Reported by: D Shenson, MD, D DiMartino, MSN, V Stucker, MBA, M Alderman, MD, Sickness Prevention Achieved through Regional Collaboration, Lakeville, Connecticut; M Metersky, MD, D Mathur, MPH, Connecticut Peer Review Organization, Middletown; M Adams, MPH, Connecticut Dept Public Health. J Quinley, MD, IPRO, Lake Success; M Caldwell, MD, Dutchess County Dept of Health, Poughkeepsie; C Maylahn, MPH, New York State Dept of Health. P O'Reilly, Ph.D, Massachusetts Peer Review Organization, Waltham; D Brooks, MPH, Massachusetts Dept. of Public Health. R Dicker, MD, M Campbell, PhD, Health Care Financing Administration.
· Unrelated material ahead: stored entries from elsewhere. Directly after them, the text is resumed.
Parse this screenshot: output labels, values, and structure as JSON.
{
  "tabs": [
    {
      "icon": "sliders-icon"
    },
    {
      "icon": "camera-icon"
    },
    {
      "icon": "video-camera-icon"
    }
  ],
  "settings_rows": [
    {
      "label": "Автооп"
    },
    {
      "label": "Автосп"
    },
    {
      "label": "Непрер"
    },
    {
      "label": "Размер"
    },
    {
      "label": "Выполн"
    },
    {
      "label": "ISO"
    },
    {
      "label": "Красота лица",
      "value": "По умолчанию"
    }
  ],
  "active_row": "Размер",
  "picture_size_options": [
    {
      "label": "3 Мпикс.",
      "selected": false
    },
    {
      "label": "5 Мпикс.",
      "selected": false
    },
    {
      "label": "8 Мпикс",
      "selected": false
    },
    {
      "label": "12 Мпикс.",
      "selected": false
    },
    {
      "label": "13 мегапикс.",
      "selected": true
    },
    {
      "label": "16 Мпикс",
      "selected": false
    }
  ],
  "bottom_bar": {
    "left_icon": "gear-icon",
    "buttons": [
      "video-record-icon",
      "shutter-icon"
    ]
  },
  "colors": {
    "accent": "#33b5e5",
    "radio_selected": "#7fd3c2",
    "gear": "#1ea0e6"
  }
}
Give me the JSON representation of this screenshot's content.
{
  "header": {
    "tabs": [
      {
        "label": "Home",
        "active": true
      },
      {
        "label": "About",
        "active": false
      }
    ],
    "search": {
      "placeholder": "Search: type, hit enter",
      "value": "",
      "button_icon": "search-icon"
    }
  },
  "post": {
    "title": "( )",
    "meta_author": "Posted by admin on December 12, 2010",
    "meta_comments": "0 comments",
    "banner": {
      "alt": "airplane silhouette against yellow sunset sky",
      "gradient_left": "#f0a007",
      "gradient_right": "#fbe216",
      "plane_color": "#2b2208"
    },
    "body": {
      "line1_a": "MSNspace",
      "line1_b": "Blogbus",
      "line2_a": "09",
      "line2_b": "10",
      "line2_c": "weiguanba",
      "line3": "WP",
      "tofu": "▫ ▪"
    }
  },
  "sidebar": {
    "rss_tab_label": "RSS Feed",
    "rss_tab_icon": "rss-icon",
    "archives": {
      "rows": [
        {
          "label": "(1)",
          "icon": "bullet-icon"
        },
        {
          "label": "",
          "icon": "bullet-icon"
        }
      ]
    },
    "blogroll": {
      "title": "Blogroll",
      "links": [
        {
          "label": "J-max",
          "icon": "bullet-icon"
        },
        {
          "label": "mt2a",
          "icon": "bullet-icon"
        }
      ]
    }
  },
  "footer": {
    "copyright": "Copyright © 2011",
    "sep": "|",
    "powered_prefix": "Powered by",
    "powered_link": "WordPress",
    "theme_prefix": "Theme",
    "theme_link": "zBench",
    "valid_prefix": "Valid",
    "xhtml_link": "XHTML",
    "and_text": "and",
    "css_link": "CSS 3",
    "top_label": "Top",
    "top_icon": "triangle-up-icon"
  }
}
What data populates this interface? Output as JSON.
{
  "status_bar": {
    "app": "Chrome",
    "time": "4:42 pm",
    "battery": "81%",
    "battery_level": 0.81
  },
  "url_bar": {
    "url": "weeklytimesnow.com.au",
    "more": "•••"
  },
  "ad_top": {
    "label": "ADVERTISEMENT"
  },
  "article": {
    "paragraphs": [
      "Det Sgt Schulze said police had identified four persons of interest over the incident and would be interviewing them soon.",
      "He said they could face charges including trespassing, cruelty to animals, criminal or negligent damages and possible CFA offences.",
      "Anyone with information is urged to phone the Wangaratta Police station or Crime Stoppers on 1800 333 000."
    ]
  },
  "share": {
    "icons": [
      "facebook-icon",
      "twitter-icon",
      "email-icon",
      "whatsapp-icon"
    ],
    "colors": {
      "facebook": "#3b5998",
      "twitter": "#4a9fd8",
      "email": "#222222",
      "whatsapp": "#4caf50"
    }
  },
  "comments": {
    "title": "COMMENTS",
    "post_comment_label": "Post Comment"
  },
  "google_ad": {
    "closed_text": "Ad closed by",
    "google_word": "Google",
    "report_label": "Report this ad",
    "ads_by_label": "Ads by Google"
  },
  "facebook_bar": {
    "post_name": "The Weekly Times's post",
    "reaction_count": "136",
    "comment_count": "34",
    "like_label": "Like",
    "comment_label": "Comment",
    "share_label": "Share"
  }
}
Div of Epidemiology and Surveillance, and Div of Adult and Community Health, National Center for Chronic Disease Prevention and Health Promotion; National Immunization Program, CDC.
Editorial Note: The findings in this report indicate that despite high levels of healthcare coverage and access to physicians, adult clinical preventive services in the region are not fully used. These findings are consistent with studies in other populations that indicate patients are often not aware of the need for these services and that clinicians frequently do not recommend preventive services to their patients (4-6). As a result of the survey findings, SPARC plans to broaden its partnerships with medical specialists and generalists to improve the use of preventive services.